Troubled company relaunches with tubercular trollop.
The grim spectre of death: Act III of La traviata at Glimmerglass.
Photo by Richard Termine © 2009 Glimmerglass Festival.
After a turbulent off-season that saw New York City Opera uproot itself from its Lincoln Center home, the company prepares to make a return with La Traviata. In keeping with the company's new economic policies, there will be just four performances, through Feb. 18.

La Traviata is the last of the "big three" Verdi operas, a tryptich of works that marked the composer's transition to full maturity. It is a searing tragedy: the story of a courtesan wooed by one of her customers--only to have their relationship nixed by his overbearing father and the onset of terminal illness. 

Although this is advertised as a "new production" on the City Opera website, this is really an import. The staging, by Jonathan Miller, first appeared at the Glimmerglass Festival in 2009. This run stars two artists new to City Opera: Brooklyn-born soprano Laquita Mitchell as Violetta and Canadian tenor David Pomeroy as Alfredo. 

Watch a Glimmerglass trailer for the production here:

Recording Recommendations:
As Violetta is one of the most coveted, yet challenging roles in the repertory, there are a lot of "Trav" recordings to choose from. Picking one is largely a matter of individual taste, and may rest with one's opinion of a particular soprano. That said, here's a few good ones:

Coro e Orchestra de La Scala, cond. Antonio Votto (DG, 1963)
Violetta: Renata Scotto
Alfredo: Gianni Raimondi
Germont: Ettore Bastianini
The glories of this 1963 recording are the young Renata Scotto (in prima voce as Violetta) and the rock-solid presence of baritone Ettore Bastianini as the elder Germont. I still recommend it, especially at bargain price.

Bavarian State Opera Orchestra cond. Carlos Kleiber (DG, 1977)
Violetta: Ileana Cotrubas
Alfredo: Plácido Domingo
Germont: Sherrill Milnes
Carlos Kleiber was an extraordinary conducting talent who made very few recordings.
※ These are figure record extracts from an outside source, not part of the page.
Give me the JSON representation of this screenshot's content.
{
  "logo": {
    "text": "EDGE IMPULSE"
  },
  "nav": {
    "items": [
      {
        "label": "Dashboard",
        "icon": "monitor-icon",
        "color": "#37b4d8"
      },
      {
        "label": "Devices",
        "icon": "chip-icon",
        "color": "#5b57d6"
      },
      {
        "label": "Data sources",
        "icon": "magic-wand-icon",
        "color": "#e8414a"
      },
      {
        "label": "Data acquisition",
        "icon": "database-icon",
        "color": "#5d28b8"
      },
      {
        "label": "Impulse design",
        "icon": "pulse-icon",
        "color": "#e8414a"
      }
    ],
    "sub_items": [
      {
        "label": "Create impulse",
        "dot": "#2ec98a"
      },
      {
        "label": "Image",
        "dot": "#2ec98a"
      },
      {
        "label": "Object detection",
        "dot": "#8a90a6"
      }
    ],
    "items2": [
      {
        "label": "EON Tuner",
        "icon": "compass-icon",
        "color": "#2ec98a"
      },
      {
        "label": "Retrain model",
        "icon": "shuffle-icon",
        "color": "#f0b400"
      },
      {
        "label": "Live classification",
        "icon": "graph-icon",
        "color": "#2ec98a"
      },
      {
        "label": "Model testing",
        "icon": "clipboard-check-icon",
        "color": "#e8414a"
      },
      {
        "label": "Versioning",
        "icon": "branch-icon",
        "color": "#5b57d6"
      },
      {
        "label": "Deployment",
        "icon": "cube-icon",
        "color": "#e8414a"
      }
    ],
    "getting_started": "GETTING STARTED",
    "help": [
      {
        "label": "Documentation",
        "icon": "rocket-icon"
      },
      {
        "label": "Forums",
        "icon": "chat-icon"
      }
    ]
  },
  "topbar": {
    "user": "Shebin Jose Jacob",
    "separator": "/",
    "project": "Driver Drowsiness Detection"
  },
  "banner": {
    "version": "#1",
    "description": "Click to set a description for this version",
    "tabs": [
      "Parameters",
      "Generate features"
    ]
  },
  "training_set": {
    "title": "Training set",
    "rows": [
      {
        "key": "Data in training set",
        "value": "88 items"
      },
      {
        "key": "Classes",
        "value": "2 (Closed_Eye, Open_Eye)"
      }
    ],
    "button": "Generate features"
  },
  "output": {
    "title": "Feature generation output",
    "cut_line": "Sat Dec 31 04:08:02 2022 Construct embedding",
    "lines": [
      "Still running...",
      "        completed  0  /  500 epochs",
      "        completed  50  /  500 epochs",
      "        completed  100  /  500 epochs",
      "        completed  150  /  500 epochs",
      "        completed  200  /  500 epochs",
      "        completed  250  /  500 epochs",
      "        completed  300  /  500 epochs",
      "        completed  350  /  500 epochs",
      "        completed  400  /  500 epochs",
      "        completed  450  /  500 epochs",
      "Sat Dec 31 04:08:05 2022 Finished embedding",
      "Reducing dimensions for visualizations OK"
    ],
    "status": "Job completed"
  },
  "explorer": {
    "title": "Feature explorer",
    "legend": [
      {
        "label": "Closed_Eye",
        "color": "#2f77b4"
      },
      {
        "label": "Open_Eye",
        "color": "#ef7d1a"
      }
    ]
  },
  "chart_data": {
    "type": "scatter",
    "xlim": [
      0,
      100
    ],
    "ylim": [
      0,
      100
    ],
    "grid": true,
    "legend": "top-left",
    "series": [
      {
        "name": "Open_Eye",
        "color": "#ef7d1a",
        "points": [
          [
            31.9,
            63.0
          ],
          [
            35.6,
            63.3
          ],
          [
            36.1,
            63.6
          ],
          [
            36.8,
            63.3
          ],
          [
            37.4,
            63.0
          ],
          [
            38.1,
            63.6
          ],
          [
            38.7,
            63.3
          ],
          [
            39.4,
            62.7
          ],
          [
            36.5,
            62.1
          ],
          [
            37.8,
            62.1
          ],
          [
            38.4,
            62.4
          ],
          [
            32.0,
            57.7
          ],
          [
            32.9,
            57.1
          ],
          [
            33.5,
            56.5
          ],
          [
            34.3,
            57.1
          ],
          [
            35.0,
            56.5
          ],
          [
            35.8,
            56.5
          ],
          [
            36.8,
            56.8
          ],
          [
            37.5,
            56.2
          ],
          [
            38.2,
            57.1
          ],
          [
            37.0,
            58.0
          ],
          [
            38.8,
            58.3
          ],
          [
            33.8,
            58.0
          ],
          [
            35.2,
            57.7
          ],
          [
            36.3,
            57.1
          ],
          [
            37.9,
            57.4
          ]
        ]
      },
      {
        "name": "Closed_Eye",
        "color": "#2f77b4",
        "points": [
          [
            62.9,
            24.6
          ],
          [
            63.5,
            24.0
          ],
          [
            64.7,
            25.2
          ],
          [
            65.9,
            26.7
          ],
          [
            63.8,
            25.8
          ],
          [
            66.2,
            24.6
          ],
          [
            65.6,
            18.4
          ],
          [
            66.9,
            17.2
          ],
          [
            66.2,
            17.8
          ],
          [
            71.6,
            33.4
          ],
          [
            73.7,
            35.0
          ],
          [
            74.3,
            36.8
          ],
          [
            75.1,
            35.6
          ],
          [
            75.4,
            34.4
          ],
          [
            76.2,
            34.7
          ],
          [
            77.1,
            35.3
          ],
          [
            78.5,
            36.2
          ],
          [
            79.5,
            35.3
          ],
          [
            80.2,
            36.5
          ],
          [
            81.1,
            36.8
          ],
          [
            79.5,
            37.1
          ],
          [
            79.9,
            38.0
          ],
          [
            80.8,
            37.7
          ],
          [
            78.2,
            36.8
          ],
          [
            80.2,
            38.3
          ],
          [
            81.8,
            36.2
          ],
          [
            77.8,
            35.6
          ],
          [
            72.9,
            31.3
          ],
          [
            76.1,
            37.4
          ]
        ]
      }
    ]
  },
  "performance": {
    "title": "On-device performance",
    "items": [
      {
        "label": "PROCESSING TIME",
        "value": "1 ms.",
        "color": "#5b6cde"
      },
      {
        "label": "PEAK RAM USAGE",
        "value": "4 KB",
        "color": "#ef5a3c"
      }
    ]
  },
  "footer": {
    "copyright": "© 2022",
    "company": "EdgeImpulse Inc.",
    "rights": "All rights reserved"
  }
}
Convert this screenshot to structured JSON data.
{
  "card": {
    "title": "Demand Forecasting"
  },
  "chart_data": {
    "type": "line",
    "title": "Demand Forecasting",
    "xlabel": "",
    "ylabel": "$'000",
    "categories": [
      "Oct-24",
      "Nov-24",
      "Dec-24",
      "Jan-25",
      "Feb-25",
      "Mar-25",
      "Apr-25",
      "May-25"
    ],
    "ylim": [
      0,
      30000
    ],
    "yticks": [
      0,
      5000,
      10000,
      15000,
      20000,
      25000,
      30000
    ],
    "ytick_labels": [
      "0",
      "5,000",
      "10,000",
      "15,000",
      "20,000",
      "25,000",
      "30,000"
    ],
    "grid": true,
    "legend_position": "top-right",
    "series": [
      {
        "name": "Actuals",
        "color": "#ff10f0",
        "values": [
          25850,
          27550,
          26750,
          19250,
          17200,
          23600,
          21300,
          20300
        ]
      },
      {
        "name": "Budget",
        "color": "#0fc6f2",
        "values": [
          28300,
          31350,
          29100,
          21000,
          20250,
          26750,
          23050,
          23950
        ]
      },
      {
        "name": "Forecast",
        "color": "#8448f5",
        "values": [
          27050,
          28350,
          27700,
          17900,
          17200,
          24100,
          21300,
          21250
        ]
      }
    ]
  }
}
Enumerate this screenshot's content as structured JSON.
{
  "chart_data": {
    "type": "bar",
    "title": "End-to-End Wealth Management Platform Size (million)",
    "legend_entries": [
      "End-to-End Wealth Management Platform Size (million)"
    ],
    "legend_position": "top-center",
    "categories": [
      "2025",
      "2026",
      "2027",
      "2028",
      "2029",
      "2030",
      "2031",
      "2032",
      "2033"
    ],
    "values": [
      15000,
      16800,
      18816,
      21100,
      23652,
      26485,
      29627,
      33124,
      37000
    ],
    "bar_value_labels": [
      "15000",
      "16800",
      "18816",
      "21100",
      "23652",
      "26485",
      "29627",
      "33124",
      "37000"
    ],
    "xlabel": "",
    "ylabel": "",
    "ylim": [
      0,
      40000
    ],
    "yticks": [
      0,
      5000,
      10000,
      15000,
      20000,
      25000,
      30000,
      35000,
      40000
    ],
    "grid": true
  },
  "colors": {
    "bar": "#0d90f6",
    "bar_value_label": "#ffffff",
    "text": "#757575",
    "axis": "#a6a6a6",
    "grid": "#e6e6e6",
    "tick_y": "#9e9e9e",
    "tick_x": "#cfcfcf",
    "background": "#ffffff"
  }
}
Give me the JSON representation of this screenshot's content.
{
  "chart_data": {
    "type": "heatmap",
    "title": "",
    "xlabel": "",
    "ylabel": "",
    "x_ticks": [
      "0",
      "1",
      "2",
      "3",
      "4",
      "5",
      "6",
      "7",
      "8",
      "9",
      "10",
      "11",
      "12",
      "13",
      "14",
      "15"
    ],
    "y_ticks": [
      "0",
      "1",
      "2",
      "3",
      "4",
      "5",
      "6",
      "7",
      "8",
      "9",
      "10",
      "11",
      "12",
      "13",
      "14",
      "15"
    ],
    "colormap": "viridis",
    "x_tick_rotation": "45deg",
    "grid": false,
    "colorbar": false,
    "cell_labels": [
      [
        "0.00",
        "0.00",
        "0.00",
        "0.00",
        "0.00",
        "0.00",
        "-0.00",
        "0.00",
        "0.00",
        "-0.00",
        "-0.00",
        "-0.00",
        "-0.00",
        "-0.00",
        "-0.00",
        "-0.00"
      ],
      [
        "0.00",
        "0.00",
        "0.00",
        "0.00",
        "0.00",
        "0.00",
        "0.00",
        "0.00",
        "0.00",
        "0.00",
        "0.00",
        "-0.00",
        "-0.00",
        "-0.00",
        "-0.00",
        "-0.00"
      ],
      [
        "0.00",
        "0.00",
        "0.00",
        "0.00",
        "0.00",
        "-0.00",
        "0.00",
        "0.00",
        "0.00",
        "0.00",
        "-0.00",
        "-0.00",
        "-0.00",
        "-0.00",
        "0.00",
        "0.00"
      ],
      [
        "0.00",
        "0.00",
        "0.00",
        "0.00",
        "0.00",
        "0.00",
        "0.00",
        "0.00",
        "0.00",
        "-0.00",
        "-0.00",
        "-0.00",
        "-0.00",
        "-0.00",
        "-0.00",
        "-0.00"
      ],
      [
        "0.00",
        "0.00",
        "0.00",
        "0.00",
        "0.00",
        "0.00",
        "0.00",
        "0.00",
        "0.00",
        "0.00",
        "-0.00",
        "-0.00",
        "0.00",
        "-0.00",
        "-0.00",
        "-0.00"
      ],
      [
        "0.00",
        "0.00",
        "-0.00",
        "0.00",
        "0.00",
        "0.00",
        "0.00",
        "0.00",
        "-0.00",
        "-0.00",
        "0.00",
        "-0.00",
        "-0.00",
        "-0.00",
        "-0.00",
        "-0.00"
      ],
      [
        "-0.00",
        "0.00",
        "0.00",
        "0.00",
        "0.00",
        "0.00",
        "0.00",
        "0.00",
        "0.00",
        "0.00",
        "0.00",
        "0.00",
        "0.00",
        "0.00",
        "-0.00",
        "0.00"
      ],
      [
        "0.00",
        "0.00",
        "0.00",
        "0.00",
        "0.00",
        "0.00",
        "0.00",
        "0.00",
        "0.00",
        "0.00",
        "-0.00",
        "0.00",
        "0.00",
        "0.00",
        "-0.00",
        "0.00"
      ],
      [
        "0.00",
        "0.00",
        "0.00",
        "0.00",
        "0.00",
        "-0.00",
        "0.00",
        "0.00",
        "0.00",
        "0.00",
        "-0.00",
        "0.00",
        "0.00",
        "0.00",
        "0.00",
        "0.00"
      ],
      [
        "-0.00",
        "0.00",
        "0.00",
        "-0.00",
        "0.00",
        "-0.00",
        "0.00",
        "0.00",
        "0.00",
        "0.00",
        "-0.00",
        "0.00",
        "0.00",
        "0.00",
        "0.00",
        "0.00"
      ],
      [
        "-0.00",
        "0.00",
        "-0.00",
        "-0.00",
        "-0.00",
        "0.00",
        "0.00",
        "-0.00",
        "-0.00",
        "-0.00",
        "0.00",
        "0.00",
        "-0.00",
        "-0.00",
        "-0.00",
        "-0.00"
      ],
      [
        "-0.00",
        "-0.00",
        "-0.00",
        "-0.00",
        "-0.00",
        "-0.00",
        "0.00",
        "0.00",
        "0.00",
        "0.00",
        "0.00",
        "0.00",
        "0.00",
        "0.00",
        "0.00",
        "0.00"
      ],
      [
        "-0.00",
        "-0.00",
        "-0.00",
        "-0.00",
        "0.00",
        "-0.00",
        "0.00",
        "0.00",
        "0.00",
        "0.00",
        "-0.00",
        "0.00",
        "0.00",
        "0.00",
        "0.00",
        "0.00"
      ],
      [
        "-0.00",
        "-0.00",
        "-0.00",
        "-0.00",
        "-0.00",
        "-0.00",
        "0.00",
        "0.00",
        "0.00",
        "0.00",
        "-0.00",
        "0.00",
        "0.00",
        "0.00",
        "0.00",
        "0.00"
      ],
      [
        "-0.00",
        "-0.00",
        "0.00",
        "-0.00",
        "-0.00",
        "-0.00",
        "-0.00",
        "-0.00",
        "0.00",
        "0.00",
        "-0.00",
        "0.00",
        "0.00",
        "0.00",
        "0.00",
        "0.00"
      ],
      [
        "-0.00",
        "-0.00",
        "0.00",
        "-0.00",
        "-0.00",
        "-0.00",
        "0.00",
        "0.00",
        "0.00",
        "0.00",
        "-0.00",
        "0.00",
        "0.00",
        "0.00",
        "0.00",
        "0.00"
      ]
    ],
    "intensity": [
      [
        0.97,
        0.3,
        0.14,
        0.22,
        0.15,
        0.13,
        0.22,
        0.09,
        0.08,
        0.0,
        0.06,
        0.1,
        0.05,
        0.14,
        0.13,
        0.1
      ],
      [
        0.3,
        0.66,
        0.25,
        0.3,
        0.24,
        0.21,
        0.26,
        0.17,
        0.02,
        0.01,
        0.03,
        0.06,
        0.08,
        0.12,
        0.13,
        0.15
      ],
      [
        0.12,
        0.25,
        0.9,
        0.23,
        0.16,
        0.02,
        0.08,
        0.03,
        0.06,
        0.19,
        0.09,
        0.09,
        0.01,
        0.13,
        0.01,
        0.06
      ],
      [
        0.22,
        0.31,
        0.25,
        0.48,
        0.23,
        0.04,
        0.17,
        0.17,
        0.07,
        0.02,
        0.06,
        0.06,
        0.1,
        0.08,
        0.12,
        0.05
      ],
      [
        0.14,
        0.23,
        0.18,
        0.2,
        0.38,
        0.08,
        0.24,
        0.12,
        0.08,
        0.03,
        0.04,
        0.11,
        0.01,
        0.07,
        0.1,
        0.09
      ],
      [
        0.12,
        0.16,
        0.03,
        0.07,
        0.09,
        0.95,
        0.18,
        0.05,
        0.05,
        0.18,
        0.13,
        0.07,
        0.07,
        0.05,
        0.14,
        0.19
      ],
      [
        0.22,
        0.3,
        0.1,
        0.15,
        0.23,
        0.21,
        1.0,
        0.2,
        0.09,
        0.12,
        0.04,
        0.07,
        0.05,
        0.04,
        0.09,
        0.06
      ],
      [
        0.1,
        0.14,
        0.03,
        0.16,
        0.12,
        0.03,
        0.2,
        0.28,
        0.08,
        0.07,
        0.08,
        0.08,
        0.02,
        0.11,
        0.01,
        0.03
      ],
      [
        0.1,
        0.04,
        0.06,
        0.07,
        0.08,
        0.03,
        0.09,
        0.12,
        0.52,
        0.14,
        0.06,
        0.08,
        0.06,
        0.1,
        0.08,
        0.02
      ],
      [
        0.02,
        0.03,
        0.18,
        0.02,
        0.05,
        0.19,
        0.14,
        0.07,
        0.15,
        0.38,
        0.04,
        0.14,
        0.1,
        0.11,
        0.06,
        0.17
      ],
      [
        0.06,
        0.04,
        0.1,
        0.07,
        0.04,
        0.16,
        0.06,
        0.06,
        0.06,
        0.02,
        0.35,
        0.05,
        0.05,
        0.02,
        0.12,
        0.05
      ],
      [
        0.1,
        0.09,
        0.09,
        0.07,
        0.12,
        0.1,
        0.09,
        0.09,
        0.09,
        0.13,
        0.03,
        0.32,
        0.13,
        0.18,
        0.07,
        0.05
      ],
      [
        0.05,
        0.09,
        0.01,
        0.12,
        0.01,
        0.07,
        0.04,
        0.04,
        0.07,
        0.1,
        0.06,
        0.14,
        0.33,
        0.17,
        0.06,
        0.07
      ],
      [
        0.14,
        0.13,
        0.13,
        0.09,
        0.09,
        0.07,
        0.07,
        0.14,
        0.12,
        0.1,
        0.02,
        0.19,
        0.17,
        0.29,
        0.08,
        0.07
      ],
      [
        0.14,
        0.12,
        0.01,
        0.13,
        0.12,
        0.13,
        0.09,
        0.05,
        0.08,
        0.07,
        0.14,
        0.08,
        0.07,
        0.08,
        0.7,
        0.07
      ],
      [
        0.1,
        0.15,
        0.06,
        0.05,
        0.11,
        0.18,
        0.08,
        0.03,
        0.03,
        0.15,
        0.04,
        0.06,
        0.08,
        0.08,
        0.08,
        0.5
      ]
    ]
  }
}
This was one of his best, a studio-made, note-complete Traviata with a sensitive heroine in Ileana Cotrubas. The redoubtable team of Sherrill Milnes and Placído Domingo recorded a lot of operas together in the 1970s, but they manage to convince the listener as father and son.

Coro e Orchestra de La Scala cond. Riccardo Muti (Sony, 1992)
Violetta: Tiziana Fabbricini
Alfredo: Roberto Alagna
Germont: Paolo Coni
Expert Verdi conducting and a compelling performance by Roberto Alagna as Alfredo. Tiziana Fabbricini is a very good, involving Violetta who is helped by the live, theatrical recording made in Italy's most famous opera house. Reissued last year.

Vienna Philharmonic cond. Carlo Rizzi (DG, 2005)
Violetta: Anna Netrebko
Alfredo: Rolando Villazón
Germont: Thomas Hampson
I will also put a word in for this entertaining live recording from the Salzburg Festival. Anna Netrebko, captured in great form as Verdi's bird in a gilded cage. Rolando Villazon before he lost his voice. And like the Muti set, this has the immediacy of a live recording.